Gray TV’s KSFY/13 and KDLT/46 (Sioux Falls) have announced staffing details and a new name for their combined news operation that launches Monday, Jan. 13.
While there will be additional newscasts at the new “Dakota News Now,” some other newscasts will be simulcast on both stations and some jobs are being lost as part of the merger that reduces the number of TV newsrooms in Sioux Falls from three to two.
The ABC and NBC affiliates will offer an additional two hours of newscasts from the outset, with four more hours of daily local programming still to come based on previous regulatory commitments. KSFY and KDLT will also simulcast their 5 to 7 a.m. and 10 p.m. newscasts.
The stations reported Thursday that the combined newsroom, located in KSFY’s building, will add ten positions. But not everyone from KDLT will make the move.
The Sioux Falls Argus Leader quoted General Manager Jim Berman as saying there were an undisclosed number of job cuts, mostly part-time. KDLT evening news anchor Tom Hanson is among those leaving, according to a post on KDLT’s Facebook page:
Hanson’s KDLT co-anchor, Kelsie Passolt, will stay on at the new “Dakota News Now,” co-anchoring a block of news from 4 to 7 p.m. with KSFY’s Brian Allen. The block will begin with an hour on KDLT and then alternate between the stations in half-hour segments on KSFY at 5:00 and 6:00 and KDLT at 5:30 and 6:30.
Meanwhile, KDLT sports anchor Mark Ovendon will take over the evening sports chair at “Dakota News Now.”
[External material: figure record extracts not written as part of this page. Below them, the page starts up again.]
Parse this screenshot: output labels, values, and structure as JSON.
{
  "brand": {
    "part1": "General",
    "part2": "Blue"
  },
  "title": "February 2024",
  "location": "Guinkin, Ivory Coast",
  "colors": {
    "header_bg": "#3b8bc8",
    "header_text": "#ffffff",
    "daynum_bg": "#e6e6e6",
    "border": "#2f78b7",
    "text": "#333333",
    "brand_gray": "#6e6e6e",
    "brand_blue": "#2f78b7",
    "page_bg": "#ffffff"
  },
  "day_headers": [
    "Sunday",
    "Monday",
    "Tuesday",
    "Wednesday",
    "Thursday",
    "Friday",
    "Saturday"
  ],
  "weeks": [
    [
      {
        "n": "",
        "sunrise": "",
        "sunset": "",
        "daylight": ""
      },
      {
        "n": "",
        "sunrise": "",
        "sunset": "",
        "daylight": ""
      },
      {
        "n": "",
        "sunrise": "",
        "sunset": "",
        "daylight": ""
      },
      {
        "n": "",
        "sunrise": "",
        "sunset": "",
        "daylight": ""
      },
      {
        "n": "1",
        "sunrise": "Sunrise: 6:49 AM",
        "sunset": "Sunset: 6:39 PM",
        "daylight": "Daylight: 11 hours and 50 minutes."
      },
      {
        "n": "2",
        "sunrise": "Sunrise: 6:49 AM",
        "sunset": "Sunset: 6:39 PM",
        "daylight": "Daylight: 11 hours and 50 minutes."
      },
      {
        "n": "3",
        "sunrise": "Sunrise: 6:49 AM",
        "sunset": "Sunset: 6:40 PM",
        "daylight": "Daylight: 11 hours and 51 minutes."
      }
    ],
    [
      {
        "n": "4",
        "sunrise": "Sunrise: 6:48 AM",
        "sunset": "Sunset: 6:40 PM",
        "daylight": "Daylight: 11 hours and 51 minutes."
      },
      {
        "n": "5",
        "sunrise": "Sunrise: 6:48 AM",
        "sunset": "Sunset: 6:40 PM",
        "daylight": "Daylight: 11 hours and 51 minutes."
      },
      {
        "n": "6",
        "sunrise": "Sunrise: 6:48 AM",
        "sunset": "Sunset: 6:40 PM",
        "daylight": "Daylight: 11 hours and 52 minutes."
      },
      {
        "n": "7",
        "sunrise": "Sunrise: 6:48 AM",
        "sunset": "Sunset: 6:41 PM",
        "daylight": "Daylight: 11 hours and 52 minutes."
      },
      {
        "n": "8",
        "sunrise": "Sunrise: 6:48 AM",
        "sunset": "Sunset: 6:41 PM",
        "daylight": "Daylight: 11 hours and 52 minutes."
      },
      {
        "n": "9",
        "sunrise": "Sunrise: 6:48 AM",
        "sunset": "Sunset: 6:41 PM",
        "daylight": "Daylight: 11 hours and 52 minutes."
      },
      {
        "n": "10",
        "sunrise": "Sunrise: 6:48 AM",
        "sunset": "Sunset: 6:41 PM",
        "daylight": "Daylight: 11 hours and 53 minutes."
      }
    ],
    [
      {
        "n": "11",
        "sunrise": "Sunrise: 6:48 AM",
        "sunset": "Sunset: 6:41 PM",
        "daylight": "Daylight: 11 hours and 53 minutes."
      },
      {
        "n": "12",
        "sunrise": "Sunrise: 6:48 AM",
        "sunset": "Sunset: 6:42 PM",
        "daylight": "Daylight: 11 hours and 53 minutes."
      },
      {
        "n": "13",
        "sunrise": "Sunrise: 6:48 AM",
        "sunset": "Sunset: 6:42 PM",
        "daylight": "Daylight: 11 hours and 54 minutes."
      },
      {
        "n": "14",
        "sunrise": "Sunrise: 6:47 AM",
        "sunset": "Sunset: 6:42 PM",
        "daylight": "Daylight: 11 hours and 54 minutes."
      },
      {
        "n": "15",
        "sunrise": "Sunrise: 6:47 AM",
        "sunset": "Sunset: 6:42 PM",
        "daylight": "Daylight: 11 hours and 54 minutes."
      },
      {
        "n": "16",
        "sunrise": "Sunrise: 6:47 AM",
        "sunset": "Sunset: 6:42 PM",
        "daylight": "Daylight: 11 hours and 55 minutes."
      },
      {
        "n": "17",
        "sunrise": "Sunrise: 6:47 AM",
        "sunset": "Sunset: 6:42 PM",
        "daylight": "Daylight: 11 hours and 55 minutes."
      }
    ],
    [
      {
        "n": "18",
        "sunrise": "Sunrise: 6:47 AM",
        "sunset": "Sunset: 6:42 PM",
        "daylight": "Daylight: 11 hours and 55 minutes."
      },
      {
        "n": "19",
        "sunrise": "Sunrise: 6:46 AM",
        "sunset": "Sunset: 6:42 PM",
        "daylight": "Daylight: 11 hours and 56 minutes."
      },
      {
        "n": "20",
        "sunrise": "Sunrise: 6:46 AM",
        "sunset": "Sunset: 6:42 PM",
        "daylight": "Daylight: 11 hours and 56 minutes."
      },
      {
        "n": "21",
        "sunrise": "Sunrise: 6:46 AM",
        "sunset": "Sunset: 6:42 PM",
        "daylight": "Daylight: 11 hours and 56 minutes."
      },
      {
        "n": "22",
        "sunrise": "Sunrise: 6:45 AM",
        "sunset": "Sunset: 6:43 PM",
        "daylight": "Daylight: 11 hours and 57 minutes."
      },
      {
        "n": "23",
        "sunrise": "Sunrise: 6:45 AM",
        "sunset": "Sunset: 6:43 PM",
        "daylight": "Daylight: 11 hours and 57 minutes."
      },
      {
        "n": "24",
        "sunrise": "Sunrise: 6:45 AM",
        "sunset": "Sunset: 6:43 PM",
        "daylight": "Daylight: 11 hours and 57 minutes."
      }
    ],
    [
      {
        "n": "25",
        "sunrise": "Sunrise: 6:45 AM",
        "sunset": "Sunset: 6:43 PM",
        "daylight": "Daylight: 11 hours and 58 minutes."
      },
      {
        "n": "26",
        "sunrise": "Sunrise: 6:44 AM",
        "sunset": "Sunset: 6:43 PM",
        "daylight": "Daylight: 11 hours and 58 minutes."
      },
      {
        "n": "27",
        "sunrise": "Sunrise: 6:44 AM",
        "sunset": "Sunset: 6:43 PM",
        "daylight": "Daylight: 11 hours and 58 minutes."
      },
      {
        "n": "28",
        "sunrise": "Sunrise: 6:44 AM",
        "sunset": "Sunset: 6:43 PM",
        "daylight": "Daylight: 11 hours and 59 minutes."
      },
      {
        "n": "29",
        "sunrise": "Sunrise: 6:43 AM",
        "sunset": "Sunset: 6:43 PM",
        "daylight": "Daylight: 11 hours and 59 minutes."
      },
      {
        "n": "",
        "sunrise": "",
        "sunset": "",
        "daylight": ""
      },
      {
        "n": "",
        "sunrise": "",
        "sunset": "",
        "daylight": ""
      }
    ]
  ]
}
Current KSFY evening sports anchor Erik Thorstenson and KSFY evening news co-anchor Vanessa Gomez will move to mornings as news co-anchors with KDLT meteorologist Aaron Doudna.
NBC Nightly News will move to 6 p.m. on KDLT and numerous syndicated shows will move to new times on both stations.
The schedule changes mean that viewers will only have two choices for local news at any given time, with “Dakota News Now” competing only with “KELOLAND News” on market-dominant Nexstar CBS affiliate KELO-TV.
Simulcasts on two major network affiliates are not unheard of; Gray’s NBC and CBS affiliates in Fargo have simulcast newscasts for more than a decade. But that isn’t the case everywhere: In Duluth, for example, Quincy Media’s KBJR offers three hours of competing daily newscasts on its NBC and CBS channels from separate studios in the same building.
Gray, which first owned KSFY, closed on its $32.5 million purchase of KDLT from Red River Broadcast Corp. in September after the FCC issued its first-ever waiver allowing the owner of one top-four station to purchase another. It may also be the last waiver for a while, since an appeals court decision ordered the FCC to revert to its previous ownership rules.
While the KSFY-KDLT merger was a first for the FCC, workarounds to put two major network affiliates under one roof have been used for decades in dozens of markets nationwide. The only difference in this case is that Gray owns both full-power stations outright instead of using a joint sales agreement or moving an affiliation to a subchannel, low-power station, or license obtained using a failing station waiver. (In fact, Gray already owns an LPTV license in Sioux Falls that could have been used for this purpose if the FCC waiver had been denied.)
Gray TV’s promise of additional newscasts on KSFY and KDLT was part of the FCC’s reasoning for approving the merger. Documents submitted as part of the approval process indicate that in addition to the newscasts already publicly announced, Gray also plans to add a two-hour morning newscast on KSFY’s CW channel, an hourlong morning talk show on KSFY, a half-hour 11 a.m. newscast on KDLT, a half-hour 9 p.m. newscast on the CW channel, and weekend morning newscasts on KSFY.
Additionally, Gray is adding a state capitol news bureau in Pierre to serve its Sioux Falls and Rapid City stations and making the ABC and NBC channels more widely available in rural areas of the Sioux Falls market through simulcasts on the two stations’ transmitter networks.
As reported here last September, the FCC concluded that the combination of KSFY and KDLT would put the company in a better position to compete with market juggernaut KELO-TV, which was said to have not fallen below 56.6% market share in the five years prior to the merger application being filed in 2018. The FCC order also noted that KDLT was “struggling to maintain a profitable local news operation” and that its news department might have been eliminated if it was left as a standalone station.